The minister also said the national gender policy and its strategic implementation framework and plan focused on reproductive health, education, countering violence against women, and economic empowerment.
She added that the Federal Government had created programmes that addressed specific social needs, such as skills acquisition for youths, meals for primary school students and financial support to one million female marketers and artisans.
Al-Hassan called on Member States to implement national policies to combat gender-based violence and other human rights violations.
The minister called on Member States to focus more on the root causes of violence.
Mrs Caroline Dinenage, Minister for Women, Equalities and Family Justice of the United Kingdom, said women were at the eye of the storm of conflict and repression.
Dinenage said women’s bodies have also become the focus of social and cultural battles and the object of aggression and contempt.
She said women had the right to live free of fear, noting that UK recently launched a new cross-Government Violence Against Women and Girls Strategy.
The strategy, she added, sets out ambitious plans to prevent violence, support victims and take action against perpetrators.

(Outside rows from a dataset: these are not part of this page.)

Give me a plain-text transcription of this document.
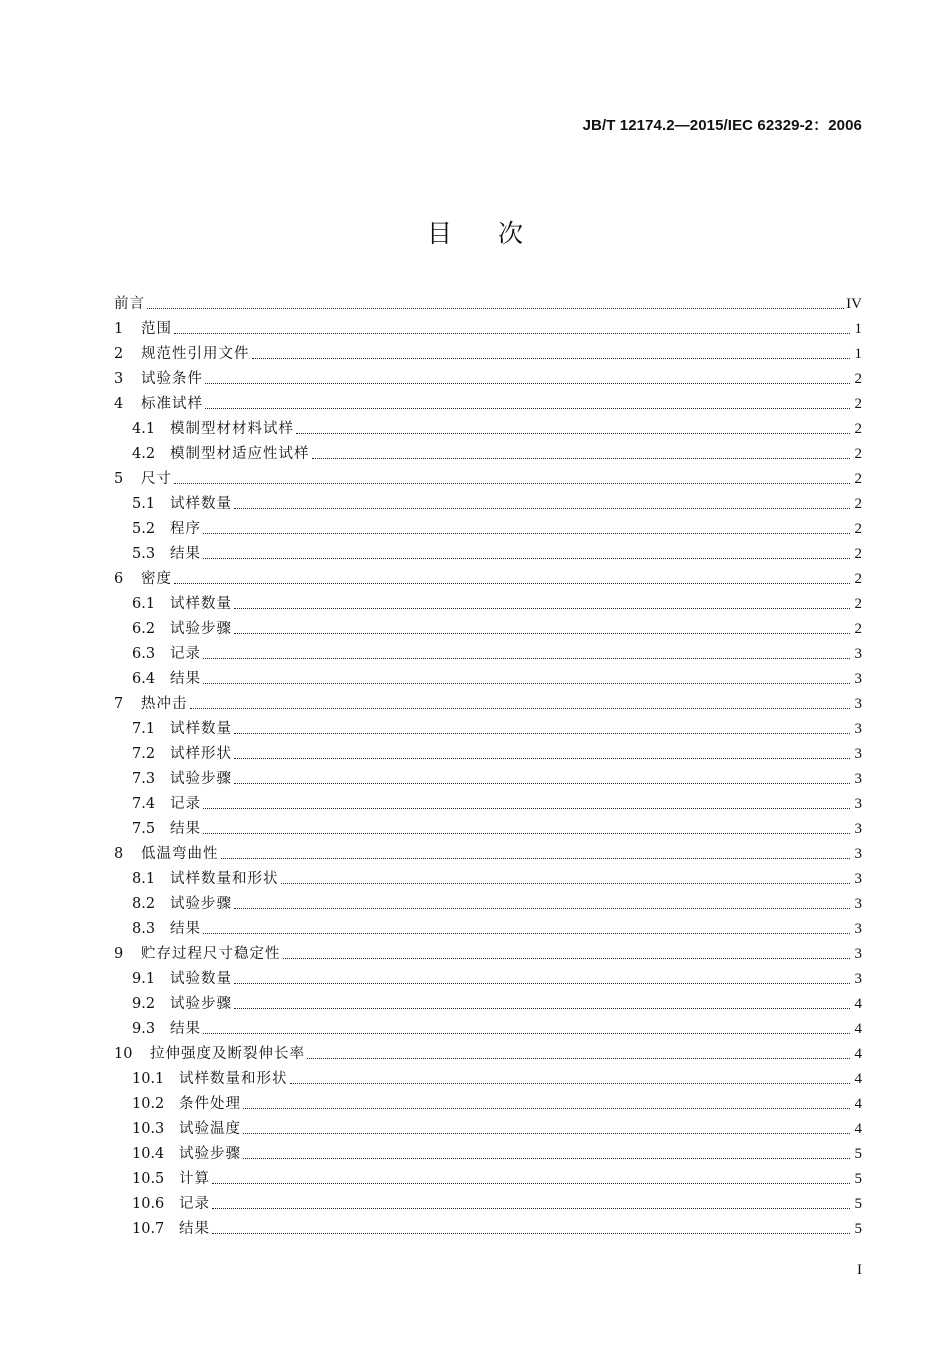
JB/T 12174.2—2015/IEC 62329-2：2006
目 次
前言	IV
1	范围	1
2	规范性引用文件	1
3	试验条件	2
4	标准试样	2
4.1	模制型材材料试样	2
4.2	模制型材适应性试样	2
5	尺寸	2
5.1	试样数量	2
5.2	程序	2
5.3	结果	2
6	密度	2
6.1	试样数量	2
6.2	试验步骤	2
6.3	记录	3
6.4	结果	3
7	热冲击	3
7.1	试样数量	3
7.2	试样形状	3
7.3	试验步骤	3
7.4	记录	3
7.5	结果	3
8	低温弯曲性	3
8.1	试样数量和形状	3
8.2	试验步骤	3
8.3	结果	3
9	贮存过程尺寸稳定性	3
9.1	试验数量	3
9.2	试验步骤	4
9.3	结果	4
10	拉伸强度及断裂伸长率	4
10.1	试样数量和形状	4
10.2	条件处理	4
10.3	试验温度	4
10.4	试验步骤	5
10.5	计算	5
10.6	记录	5
10.7	结果	5
I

Minister for Family and Promotion of Women of Angola, Mrs Maria Delgado, spoke on progress in protecting women from sexual abuse, violence and early marriage in her country.
Delgado noted that Angola, in 2015, created a domestic violence hotline, as well as family counselling centres and shelters.
Laurence Rossignol, Minister for Families, Children and Women’s Rights of France, said human rights violations continued to occur due to religious extremism and under the guise of cultural relativism.
Rossignol said that women were raped as a weapon of war or were reduced to slavery by groups such as Da’esh.
He, however, said such violations were not limited to war zones.
He added that domestic violence, forced marriages and female genital mutilation, occurred around the world.
Mrs Tatau Godinho, Secretary of Policies for Women’s Work and Economic Autonomy of Brazil, said her country had “Women: living without violence” programme to fight gender-based violence.
Godinho said that Brazil set up 27 facilities to provide help for female victims of violence.
In addition, she said, Brazil recently passed a Bill criminalising femicide, which imposed harsher penalties for those who harmed or killed women or girls.
Ministers and other senior officials from Botswana (on behalf of Southern African Development Community), Papua New Guinea (on behalf of the Pacific Islands Forum), Canada, Morocco, Slovenia, Luxembourg and Japan also spoke.
Others were Peru, Israel, Poland, Republic of Korea, Qatar, Iceland, Austria, Mozambique, South Africa, Bahrain, Côte d’Ivoire, Norway, Czech Republic, Cuba, Lithuania, Costa Rica, Madagascar, Paraguay, among others.